Super-parity targeted in public finance squeeze

The introduction of prescription charges, water charges, and increasing university tuition fees are all measures being considered in an ostensible attempt to improve the financial outlook for public services in Northern Ireland.

In the 2022/23 budget settlement, Northern Ireland received almost £13 billion in its block grant, as per the Barnett formula. However, a further £1.3 billion was awarded through non-Barnett additions, regional rates, and treasury reserve.

It is estimated that the region receives around 20 per cent more per head than equivalent UK Government spending in other parts of the UK. The launch of the consultation can be interpreted as a thinly masked move by the Secretary of State Chris Heaton-Harris MP to recover some of his Government’s spending, essentially aligning Northern Ireland with Great Britain on economic spend from central government.

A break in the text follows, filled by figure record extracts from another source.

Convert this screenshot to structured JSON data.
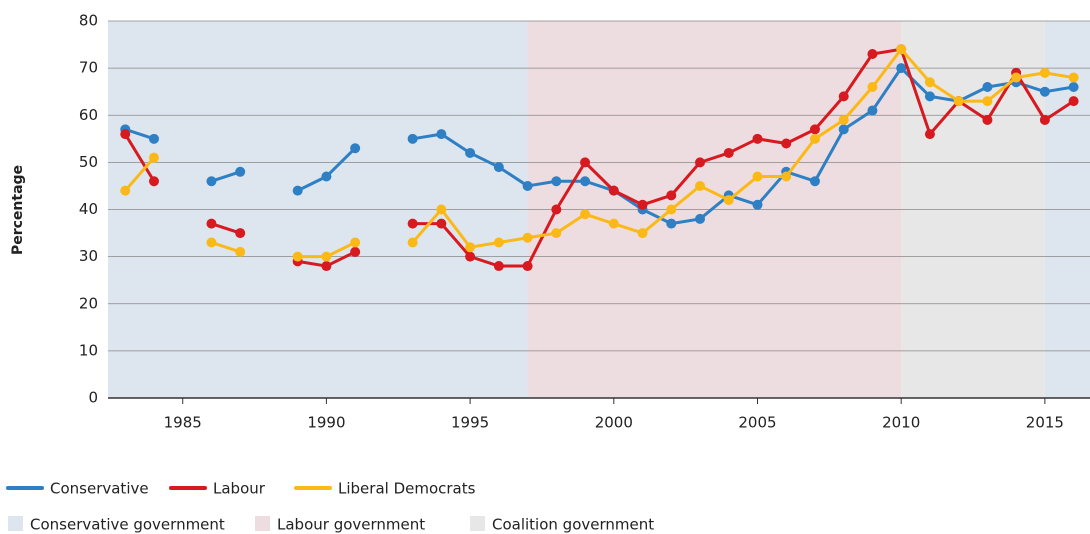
{
  "chart_data": {
    "type": "line",
    "y_label": "Percentage",
    "x": [
      1983,
      1984,
      1985,
      1986,
      1987,
      1988,
      1989,
      1990,
      1991,
      1992,
      1993,
      1994,
      1995,
      1996,
      1997,
      1998,
      1999,
      2000,
      2001,
      2002,
      2003,
      2004,
      2005,
      2006,
      2007,
      2008,
      2009,
      2010,
      2011,
      2012,
      2013,
      2014,
      2015,
      2016
    ],
    "series": [
      {
        "name": "Conservative",
        "color": "#2e7fc4",
        "values": [
          57,
          55,
          null,
          46,
          48,
          null,
          44,
          47,
          53,
          null,
          55,
          56,
          52,
          49,
          45,
          46,
          46,
          44,
          40,
          37,
          38,
          43,
          41,
          48,
          46,
          57,
          61,
          70,
          64,
          63,
          66,
          67,
          65,
          66
        ]
      },
      {
        "name": "Labour",
        "color": "#d71920",
        "values": [
          56,
          46,
          null,
          37,
          35,
          null,
          29,
          28,
          31,
          null,
          37,
          37,
          30,
          28,
          28,
          40,
          50,
          44,
          41,
          43,
          50,
          52,
          55,
          54,
          57,
          64,
          73,
          74,
          56,
          63,
          59,
          69,
          59,
          63
        ]
      },
      {
        "name": "Liberal Democrats",
        "color": "#fbb917",
        "values": [
          44,
          51,
          null,
          33,
          31,
          null,
          30,
          30,
          33,
          null,
          33,
          40,
          32,
          33,
          34,
          35,
          39,
          37,
          35,
          40,
          45,
          42,
          47,
          47,
          55,
          59,
          66,
          74,
          67,
          63,
          63,
          68,
          69,
          68
        ]
      }
    ],
    "regions": [
      {
        "name": "Conservative government",
        "color": "#dde6ef",
        "spans": [
          [
            1982.4,
            1997
          ],
          [
            2015,
            2016.57
          ]
        ]
      },
      {
        "name": "Labour government",
        "color": "#eedde0",
        "spans": [
          [
            1997,
            2010
          ]
        ]
      },
      {
        "name": "Coalition government",
        "color": "#e7e7e7",
        "spans": [
          [
            2010,
            2015
          ]
        ]
      }
    ],
    "xlim": [
      1982.4,
      2016.57
    ],
    "xticks": [
      1985,
      1990,
      1995,
      2000,
      2005,
      2010,
      2015
    ],
    "ylim": [
      0,
      80
    ],
    "yticks": [
      0,
      10,
      20,
      30,
      40,
      50,
      60,
      70,
      80
    ],
    "grid": true
  }
}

If implemented in full, measures suggested in the Department of Finance’s consultation could raise an additional £700 million, however, full implementation is very unlikely.

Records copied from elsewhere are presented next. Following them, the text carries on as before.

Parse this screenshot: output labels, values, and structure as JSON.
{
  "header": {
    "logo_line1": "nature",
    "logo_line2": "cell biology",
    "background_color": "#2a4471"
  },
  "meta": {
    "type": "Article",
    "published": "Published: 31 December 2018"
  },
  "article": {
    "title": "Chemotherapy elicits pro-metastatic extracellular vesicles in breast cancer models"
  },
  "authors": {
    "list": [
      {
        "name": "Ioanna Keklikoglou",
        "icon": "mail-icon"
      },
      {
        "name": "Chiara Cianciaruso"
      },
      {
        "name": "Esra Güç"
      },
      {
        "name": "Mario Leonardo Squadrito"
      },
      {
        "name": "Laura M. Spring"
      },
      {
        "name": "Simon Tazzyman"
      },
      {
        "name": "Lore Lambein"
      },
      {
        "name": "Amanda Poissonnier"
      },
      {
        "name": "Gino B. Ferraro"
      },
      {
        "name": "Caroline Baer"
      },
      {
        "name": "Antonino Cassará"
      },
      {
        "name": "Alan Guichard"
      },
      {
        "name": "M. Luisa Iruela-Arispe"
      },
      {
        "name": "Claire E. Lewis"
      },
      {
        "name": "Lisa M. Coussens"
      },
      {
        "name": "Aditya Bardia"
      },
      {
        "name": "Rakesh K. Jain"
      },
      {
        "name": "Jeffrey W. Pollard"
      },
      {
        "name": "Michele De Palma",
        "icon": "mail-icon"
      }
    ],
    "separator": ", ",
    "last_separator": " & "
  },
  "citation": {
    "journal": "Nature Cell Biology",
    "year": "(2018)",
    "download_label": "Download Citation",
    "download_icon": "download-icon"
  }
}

The fiscal sustainability of Northern Ireland public finances has been brought into sharp focus by political instability and sustained high inflation, but challenges have been long-standing, underpinned by a large public sector, relatively low household income levels, and the legacy of the ‘Troubles’.

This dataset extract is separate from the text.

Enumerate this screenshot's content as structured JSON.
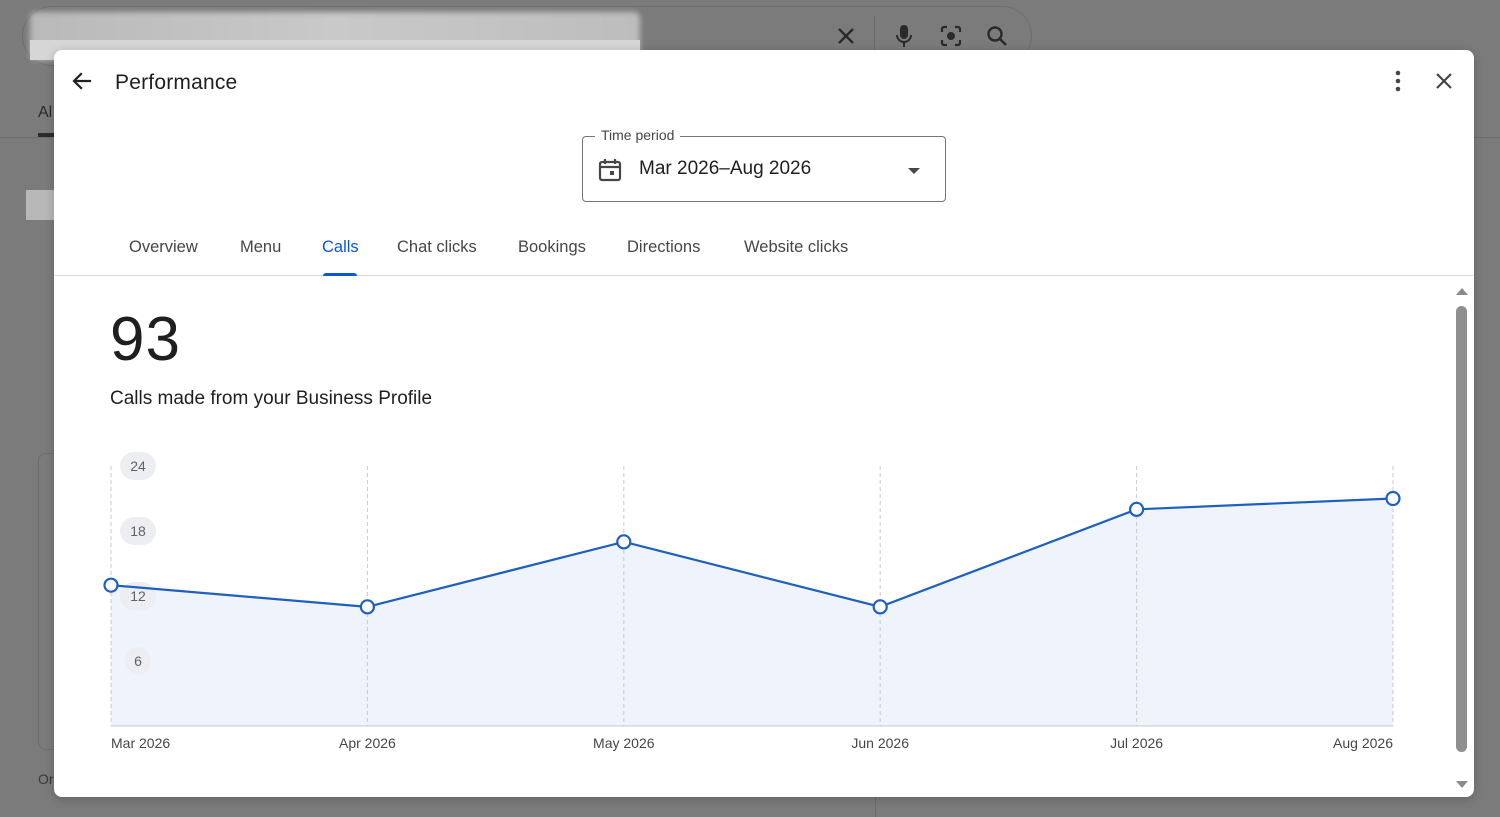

The Department of Finance projects that some £2.3 billion is required to mitigate the impact of inflation on day-to-spending to ensure 2023/24 and 2024/25 services could be delivered as per 2021/22.

A strong case has been made in recent years for increasing the fiscal devolution for Northern Ireland, however, any move would require Executive approval. In the meantime, the Secretary of State has directed all department public secretaries to launch public consultations on measures to support budget sustainability by raising additional revenue, with the Department of Finance providing an overarching document set out the financial context for the consultations.

Department of Finance Permanent Secretary Neil Gibson speaking at the revenue raising stakeholder event in Belfast.

The Secretary of State has now directed departments to consult on:

Department of Agriculture, Environment and Rural Affairs (DAERA):

  1. Reducing compensation rate on bovine tuberculosis programme.
  2. Increasing College of Agriculture, Food and Rural Enterprise (CAFRE) tuition fees to the same level as in England.

Department for the Economy (DfE):

  1. Increasing university tuition fees and aligning the student loan repayment period to the same level as in England.

Department of Finance (DoF):

  1. The review of non-domestic rating support schemes, including non-domestic vacant property relief, industrial de-rating, freight transport relief, and the exemption for student halls of residence.
  2. The removal of domestic ratings allowances, including the early payment discount, the maximum capital value cap and the landlords’ allowance.

Department of Health (DoH):

  1. The introduction of prescription charges.
  2. The introduction of domiciliary care charges.
  3. The retention of hospital car parking charges.

Department for Infrastructure (DfI):

  1. The introduction of domestic water and associated charges (this should also include the removal of non-domestic water allowances and charging for septic tank desludging).
  2. The increase of private street fees.

Policy divergence between Great Britain in Northern Ireland, often referred to as ‘super-parity’ was analysed in 2022 by the Northern Ireland Fiscal Commission, which outlined the associated costs for each department. Super-parity refers to areas where Northern Ireland has made policy decisions to diverge from central policy, and therefore forgo certain streams of revenue or spend differently, compared to other parts of the UK.

It is mainly these areas that are set to be targeted in an revenue raising decisions. However, senior economists have said that super-parity is one of the most misrepresented areas of public finances in Northern Ireland, mainly, because it also experiences sub-parity where spending lags the rest of the UK, for example, around childcare provision.

Alongside the consultation on aspects of fiscal sustainability, the Department of Finance has also asked for views on the removal of a range of domestic and non-domestic rates relief. The Secretary of State is legally required to set the regional rate for 2024/25 if no Executive is in place by March 2024.

Domestic and non-domestic rates raise around £1.37 billion annually, 45 per cent of which is funded by domestic rating, with the regional rating providing approximately 4 per cent of the Executive’s public spending. There are seven proposals to changes to rate reliefs, including the removal of three domestic reliefs, namely, the 4 per cent early payment discount, the maximum capital value cap valued at more than £400,000, and a 10 per cent landlords’ allowance of rates on rented property which is paid in full by the 30 September.

Whether or not the measures being consulted on will ever come to pass is debatable, however, undeniable is an evident push by the UK Government to reduce any special financial arrangements for Northern Ireland economy, over other devolved regions. Cynics might point to the move by the Secretary of State as the latest evolution of his attempts to force an end to the Stormont deadlock.